Ses trois fonds canadien, américain et mondial gérés selon la stratégie momentum n’étaient auparavant offerts qu’aux investisseurs accrédités.
En 2011, on a donc ouvert la porte aux autres investisseurs, qui doivent cependant avoir connu des périodes boursières creuses pour qu’on leur propose les fonds, la méthode Landry Morin étant riche en volatilité.
Le Fonds d’actions américaines, par exemple, propose un écart-type sur le rendement de 23,7, pour un rendement total moyen de 15,9 %. L’indice S&P 500 a un écart-type sur le rendement de 15,9, pour un rendement total moyen de 4,5 %.
Le «momentum de prix», c’est la théorie selon laquelle les titres qui prennent de la valeur depuis un an surpasseront encore leur indice pendant les 6 à 12 mois subséquents.
L’inverse est aussi vrai, les titres baissiers le restent pendant quelques trimestres encore.
La théorie repose notamment sur l’hypothèse que les «entreprises changent plus vite que les opinions des gestionnaires», explique Jean-Luc Landry, selon qui les investisseurs tardent toujours à se départir des titres perdants.
À l’opposé, les investisseurs achèteront les titres haussiers, voulant eux aussi profiter de la manne.
Meilleur du monde
La stratégie est payante : en 2006, BarclayHedge, une plateforme d’investissements alternatifs, proclame que son fonds momentum neutre au marché (long/short) est «le meilleur du monde» dans sa catégorie sur trois ans.
En 2012, Morningstar consacrait le Fonds momentum américain «meilleur au Canada»… parmi les 777 fonds offerts sur le marché.
C’est le momentum que Jean-Luc Landry tente de capter dans ses portefeuilles.
«Il se moque du prix, de la firme, du titre», ajoute Benoit Brillon, entré chez Landry voici près d’un an.
L’ancien vice-président, actions canadiennes, chez Natcan, qui a ensuite cofondé le gestionnaire indépendant Sélexia en 2007, après avoir passé 16 ans à la Banque Nationale, s’est joint à Landry l’an dernier.
En conjuguant les deux approches, momentum et valeur, on obtient deux styles négativement corrélés et qui permettent de réduire la volatilité des portefeuilles.
«Les deux styles les plus puissants en matière de valeur ajoutée, ce sont le momentum et la valeur», affirme Benoit Brillon.
Bien qu’il ait accepté une importante baisse d’actifs – Landry détient quelque 130 M$, alors que chez Sélexia, il gérait 2,5 G$ -, Benoit Brillon estime qu’avec Jean-Luc Landry, l’avenir est prometteur.
La valeur
De son propre aveu, Benoit Brillon est un gestionnaire «fondamentaliste pur» du style valeur, qui ne jure que par l’analyse fondamentale pour sélectionner les titres.
Au départ, la gestion momentum le prend donc un peu au dépourvu, mais il s’y fait, au point de s’associer à Landry Morin l’an dernier.
La gestion momentum exige beaucoup de négociation, alors que la rotation complète de tous les titres en portefeuille s’effectue au moins trois fois par an, pour un taux de roulement annuel de 300 %.
On ne conserve un titre que trois ou quatre mois en moyenne, la plupart du temps lors de l’ascension abrupte du cours.

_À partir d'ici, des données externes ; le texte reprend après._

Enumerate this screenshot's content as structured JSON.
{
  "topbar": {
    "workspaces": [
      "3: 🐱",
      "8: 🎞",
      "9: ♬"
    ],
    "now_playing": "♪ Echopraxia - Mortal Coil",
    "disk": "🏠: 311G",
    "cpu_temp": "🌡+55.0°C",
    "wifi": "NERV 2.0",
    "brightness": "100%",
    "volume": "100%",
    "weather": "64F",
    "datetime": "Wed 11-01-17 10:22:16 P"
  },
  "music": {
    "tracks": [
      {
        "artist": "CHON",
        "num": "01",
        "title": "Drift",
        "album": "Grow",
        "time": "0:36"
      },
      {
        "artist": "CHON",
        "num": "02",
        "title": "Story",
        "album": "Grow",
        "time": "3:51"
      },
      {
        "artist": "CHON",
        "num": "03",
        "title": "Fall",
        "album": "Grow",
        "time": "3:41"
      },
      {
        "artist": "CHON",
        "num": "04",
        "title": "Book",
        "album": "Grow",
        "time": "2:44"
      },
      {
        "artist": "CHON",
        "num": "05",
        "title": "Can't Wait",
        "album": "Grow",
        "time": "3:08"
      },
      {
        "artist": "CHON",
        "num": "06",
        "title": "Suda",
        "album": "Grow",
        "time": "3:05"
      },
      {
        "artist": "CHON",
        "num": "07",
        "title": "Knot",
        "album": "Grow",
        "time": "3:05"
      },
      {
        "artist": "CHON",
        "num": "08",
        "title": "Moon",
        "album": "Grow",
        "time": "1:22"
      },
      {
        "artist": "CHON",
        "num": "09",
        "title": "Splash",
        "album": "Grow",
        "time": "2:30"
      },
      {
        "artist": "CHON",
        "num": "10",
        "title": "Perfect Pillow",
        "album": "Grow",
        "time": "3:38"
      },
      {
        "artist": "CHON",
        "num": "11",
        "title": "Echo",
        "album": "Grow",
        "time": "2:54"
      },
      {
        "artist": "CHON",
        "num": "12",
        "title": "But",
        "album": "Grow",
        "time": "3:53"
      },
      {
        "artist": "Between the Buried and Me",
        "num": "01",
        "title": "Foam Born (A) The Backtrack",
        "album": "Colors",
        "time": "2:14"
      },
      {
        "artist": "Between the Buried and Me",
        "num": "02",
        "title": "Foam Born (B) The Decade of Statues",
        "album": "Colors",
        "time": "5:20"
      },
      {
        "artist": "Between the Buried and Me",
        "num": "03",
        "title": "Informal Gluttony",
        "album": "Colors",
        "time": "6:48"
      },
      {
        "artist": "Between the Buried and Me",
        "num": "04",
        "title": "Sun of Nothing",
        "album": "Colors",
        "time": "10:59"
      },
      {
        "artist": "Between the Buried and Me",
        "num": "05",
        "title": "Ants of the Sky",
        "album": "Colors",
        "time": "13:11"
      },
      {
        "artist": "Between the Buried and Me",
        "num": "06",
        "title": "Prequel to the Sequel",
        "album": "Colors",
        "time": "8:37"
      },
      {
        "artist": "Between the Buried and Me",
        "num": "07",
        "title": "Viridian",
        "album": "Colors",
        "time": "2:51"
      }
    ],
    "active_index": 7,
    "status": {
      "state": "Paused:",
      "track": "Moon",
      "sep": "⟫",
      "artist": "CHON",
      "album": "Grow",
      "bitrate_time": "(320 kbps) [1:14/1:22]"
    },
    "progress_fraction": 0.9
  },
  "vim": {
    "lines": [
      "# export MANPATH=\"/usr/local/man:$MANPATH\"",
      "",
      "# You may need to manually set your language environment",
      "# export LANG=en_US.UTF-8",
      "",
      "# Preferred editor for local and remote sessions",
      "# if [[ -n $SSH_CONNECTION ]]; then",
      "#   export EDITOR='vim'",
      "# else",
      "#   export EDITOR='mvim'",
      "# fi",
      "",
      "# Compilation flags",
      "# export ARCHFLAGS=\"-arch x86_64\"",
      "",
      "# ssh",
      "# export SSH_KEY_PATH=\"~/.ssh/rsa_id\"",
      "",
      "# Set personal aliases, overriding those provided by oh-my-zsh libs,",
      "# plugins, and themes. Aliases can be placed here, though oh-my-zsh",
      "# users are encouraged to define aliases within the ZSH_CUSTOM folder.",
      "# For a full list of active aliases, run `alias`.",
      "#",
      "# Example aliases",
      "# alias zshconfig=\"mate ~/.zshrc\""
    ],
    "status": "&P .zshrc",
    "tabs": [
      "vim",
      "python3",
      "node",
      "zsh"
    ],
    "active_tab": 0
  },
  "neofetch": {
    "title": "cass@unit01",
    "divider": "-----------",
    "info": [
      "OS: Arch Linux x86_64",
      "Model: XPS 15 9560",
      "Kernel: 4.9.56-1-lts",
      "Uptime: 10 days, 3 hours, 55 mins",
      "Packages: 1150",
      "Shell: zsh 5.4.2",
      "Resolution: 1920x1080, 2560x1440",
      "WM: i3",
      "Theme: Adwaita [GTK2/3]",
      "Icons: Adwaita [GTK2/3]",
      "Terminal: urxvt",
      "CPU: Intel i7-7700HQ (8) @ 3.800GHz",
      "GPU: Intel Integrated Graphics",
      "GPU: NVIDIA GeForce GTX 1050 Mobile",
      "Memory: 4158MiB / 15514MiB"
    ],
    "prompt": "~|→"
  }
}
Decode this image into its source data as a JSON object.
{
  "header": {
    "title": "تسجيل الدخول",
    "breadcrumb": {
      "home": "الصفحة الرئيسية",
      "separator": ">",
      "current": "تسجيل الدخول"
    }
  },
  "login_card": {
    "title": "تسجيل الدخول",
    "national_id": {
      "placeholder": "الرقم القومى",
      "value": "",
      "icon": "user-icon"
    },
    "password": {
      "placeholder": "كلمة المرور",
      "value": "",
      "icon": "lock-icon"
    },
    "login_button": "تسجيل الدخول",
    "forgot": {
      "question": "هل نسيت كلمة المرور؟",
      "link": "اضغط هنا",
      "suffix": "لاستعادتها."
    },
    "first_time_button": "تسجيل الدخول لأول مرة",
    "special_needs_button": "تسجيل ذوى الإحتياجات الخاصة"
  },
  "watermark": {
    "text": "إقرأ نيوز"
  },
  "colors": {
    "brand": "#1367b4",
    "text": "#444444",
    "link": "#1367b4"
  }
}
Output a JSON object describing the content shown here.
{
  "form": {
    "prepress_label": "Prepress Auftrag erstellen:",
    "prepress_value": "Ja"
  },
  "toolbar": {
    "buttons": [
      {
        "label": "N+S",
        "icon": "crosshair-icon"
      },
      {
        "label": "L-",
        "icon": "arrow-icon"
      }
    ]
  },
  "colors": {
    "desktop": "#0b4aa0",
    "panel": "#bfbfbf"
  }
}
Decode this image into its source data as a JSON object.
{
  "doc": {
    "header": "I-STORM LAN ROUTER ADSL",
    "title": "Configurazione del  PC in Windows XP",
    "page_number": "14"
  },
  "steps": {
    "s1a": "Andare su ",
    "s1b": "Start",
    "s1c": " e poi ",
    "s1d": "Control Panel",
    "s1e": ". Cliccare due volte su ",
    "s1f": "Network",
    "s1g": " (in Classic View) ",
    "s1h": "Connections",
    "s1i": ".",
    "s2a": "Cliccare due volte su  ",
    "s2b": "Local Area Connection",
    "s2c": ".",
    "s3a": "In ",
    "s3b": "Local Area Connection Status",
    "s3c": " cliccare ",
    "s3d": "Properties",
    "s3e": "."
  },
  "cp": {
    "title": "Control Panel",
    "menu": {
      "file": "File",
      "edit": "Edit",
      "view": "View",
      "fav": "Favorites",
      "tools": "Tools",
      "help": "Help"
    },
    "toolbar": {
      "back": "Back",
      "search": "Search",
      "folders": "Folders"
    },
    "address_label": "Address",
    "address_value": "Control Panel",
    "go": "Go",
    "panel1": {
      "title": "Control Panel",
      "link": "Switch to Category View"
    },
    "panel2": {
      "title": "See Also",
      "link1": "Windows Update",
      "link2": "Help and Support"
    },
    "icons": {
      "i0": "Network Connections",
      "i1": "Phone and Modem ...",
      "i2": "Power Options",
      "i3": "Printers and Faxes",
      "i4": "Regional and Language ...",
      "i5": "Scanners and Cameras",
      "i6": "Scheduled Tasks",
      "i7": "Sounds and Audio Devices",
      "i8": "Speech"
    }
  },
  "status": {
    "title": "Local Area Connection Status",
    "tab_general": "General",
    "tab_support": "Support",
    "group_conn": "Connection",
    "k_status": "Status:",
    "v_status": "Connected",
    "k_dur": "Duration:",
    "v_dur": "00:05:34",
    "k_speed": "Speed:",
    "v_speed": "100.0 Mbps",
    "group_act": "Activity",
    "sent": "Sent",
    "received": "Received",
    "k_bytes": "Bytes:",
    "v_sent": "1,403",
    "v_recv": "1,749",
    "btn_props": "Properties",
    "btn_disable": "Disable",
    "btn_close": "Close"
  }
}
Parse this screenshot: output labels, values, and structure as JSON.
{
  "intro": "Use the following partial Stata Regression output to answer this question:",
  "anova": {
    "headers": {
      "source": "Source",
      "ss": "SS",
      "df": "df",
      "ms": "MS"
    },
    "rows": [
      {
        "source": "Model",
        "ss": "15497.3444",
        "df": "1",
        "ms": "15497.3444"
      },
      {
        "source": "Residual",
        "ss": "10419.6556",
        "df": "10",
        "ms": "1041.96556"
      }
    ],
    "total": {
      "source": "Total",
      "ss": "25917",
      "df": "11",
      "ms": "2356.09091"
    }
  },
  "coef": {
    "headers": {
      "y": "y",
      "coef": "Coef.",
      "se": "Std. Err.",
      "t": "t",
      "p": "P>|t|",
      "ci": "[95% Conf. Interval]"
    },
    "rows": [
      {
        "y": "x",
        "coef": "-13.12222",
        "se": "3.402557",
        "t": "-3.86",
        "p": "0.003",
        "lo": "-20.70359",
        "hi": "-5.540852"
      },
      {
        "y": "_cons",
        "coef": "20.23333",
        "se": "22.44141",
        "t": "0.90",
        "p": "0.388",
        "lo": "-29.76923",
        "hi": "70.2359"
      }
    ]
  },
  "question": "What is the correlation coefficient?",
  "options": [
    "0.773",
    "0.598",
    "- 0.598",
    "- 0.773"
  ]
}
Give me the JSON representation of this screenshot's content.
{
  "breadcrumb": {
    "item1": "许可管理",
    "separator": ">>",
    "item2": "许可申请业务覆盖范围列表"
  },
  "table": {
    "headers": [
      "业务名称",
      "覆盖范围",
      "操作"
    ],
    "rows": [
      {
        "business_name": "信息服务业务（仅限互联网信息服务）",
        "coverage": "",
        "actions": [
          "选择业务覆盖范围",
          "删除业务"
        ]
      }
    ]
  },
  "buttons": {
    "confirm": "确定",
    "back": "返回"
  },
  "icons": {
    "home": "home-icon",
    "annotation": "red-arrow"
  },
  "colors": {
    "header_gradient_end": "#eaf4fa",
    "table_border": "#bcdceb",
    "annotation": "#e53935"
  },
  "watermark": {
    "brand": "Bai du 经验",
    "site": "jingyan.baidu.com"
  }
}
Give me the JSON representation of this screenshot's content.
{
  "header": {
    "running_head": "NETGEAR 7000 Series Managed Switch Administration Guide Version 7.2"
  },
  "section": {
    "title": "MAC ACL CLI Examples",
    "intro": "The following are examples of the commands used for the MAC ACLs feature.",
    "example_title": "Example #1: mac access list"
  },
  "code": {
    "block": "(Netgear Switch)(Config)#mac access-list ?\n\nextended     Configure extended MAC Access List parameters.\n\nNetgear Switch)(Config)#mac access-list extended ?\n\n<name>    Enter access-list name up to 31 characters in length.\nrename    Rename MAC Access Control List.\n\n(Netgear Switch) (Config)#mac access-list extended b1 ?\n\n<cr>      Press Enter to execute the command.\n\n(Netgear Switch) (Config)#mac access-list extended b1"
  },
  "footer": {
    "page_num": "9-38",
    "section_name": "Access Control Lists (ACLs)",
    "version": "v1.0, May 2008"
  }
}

Le taux de roulement d’un portefeuille valeur peut être de 10 ou 20 %.
Spécialiste de la sélection selon les paramètres fondamentaux comme les ratios cours/bénéfices, les cours/valeur comptable et autres bénéfices avant intérêts, impôts et amortissements (EBITDA), il souhaite cependant ajouter les méthodes quantitatives de gestion pour parfaire son style.
La modélisation quantitative serait «un système d’application de votre style qui réduit les risques de trop agir selon vos émotions», remarque encore Benoit Brillon.
«J’allais visiter les firmes et je sélectionnais les titres après de longues analyses. Mais ce genre de style, qui permet de dégager de bons rendements sur le long terme, fait en sorte que sur 10 ans, vous pouvez connaître trois bonnes années, trois années ordinaires et trois années médiocres», explique Benoit Brillon.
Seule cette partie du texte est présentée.